The US Supreme Court ruled:
 In dealing with the relation of employer and employed, the legislature has necessarily a wide field of discretion in order that there may be suitable protection of health and safety, and that peace and good order may be promoted through regulations designed to insure wholesome conditions of work and freedom from oppression. P. 300 U. S. 393.
The State has a special interest in protecting women against employment contracts which through poor working conditions, long hours or scant wages may leave them inadequately supported and undermine their health; Pp. 300 U. S. 394, 300 U. S. 398,

9.       Gopi Chand v. Delhi Administration AIR 1959 SC 609
While this judgment upheld the classification it did so after laying down principles required for such classification to enjoy constitutional validity.
Indian Supreme Court ruled:
“..it has been consistently held that Art. 14 does not forbid reasonable classifications for the purpose of legislation… two tests… The classification should be based on intelligible differentia which distinguishes persons or things grouped together in one class from others left out of it and the differentia must have a reasonable or rational nexus with the object sought to be achieved by the said impugned provision… but the validity of the two tests have to be applied in determining the vires of the impugned statute under Art. 14 cannot be doubted.” Para 10 on Page 614

10.               Om Kumar & Others vs Union Of India 2000 (7) SCALE 524, 2000 Supp 4  SCR 693
This judgment prescribed the reasonableness test. It was held that where administrative action is challenged under Article 14 as being discriminatory, equals are treated unequally or unequals are treated equally, the question is for the constitutional courts as primary reviewing courts to consider the correctness of the level of discrimination applied and whether it is excessive and whether it has a nexus with the objective intended to be achieved by the administrator. For judging the arbitrariness of the order, the test of unreasonableness may be applied. The action of the State, thus, must be judged with extreme care and circumspection. It must be borne in mind that the right of the public prosecutor or the district counsel do not flow under a statute.

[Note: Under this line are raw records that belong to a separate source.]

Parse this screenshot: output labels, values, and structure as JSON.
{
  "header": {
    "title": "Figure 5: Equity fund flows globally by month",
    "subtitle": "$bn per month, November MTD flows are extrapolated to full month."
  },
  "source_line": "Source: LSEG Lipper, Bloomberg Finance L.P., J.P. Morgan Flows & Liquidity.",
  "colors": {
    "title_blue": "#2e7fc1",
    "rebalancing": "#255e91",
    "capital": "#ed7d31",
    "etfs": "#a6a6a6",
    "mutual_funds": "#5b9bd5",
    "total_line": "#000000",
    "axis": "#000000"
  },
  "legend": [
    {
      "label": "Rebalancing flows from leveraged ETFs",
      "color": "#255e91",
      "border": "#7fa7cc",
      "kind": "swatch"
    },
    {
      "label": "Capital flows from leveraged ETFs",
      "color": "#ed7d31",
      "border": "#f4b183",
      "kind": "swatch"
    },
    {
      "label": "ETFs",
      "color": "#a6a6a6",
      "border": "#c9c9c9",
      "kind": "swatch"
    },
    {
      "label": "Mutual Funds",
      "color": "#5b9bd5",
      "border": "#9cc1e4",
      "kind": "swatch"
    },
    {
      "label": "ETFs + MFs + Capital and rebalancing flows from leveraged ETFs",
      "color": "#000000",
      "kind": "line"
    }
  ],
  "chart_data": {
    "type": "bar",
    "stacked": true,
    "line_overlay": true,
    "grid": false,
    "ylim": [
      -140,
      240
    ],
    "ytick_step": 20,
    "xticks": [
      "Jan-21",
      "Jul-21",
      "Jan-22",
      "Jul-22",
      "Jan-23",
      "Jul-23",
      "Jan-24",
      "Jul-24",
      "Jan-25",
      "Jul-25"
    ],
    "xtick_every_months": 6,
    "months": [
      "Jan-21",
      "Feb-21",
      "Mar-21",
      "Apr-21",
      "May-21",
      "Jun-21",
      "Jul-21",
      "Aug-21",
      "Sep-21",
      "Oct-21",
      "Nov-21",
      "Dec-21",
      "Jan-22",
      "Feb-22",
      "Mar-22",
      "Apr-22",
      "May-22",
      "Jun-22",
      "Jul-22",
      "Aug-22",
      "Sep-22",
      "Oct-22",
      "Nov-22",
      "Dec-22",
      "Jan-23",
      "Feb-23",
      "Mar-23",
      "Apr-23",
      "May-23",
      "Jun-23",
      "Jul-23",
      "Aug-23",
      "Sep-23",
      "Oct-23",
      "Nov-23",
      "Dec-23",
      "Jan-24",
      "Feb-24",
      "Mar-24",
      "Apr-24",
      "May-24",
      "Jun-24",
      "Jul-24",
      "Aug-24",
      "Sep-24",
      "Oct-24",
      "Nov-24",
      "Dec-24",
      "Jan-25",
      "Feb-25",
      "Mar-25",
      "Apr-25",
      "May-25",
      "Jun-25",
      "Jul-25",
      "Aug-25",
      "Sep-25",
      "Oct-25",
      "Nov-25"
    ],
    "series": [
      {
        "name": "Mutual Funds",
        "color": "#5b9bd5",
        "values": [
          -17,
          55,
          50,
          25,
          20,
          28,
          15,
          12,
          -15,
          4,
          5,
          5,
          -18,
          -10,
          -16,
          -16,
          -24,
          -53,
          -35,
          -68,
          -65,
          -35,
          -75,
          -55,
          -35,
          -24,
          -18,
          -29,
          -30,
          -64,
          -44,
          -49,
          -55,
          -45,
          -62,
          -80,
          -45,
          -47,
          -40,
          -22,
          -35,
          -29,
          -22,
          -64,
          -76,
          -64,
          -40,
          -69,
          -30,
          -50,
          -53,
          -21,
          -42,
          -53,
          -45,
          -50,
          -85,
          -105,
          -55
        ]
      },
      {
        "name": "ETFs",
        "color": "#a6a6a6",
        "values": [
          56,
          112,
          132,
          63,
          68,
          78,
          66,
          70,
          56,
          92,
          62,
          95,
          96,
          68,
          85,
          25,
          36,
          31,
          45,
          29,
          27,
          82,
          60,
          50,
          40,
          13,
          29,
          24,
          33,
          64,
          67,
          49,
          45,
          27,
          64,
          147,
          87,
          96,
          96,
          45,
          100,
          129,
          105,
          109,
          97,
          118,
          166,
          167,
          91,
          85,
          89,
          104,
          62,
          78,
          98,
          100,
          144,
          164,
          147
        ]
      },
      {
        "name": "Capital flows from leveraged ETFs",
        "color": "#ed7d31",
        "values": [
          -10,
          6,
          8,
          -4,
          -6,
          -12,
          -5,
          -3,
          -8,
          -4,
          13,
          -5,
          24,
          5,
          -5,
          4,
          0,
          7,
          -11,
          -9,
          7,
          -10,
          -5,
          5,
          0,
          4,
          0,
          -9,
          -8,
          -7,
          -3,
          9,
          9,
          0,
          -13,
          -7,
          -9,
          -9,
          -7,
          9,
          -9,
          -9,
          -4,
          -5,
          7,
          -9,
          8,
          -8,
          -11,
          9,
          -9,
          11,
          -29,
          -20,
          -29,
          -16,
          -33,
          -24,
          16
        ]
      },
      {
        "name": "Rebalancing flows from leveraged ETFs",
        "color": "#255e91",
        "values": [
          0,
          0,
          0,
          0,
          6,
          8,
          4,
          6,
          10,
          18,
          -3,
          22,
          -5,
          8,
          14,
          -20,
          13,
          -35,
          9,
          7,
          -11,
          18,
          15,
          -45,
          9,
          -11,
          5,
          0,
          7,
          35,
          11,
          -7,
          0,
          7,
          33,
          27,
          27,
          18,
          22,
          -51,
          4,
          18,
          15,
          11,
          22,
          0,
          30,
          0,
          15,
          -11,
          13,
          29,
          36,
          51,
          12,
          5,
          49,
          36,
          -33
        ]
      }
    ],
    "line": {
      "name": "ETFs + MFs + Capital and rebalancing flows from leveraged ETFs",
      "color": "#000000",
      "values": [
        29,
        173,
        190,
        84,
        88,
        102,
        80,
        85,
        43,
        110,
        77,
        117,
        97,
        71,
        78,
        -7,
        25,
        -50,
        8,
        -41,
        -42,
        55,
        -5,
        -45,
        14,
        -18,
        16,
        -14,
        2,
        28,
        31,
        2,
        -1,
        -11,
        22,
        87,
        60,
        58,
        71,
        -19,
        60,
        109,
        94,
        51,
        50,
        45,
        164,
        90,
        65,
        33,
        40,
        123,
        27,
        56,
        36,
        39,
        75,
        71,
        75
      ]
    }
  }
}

Indian Supreme Court ruled:
The courts will only have to see whether the administrator has done well in his primary role, whether he has acted illegally or has omitted relevant factors from consideration or has taken irrelevant factors into consideration or whether his view is one which no reasonable person could have taken. If his action does not satisfy these rules, it is to be treated as arbitrary. See Para 67.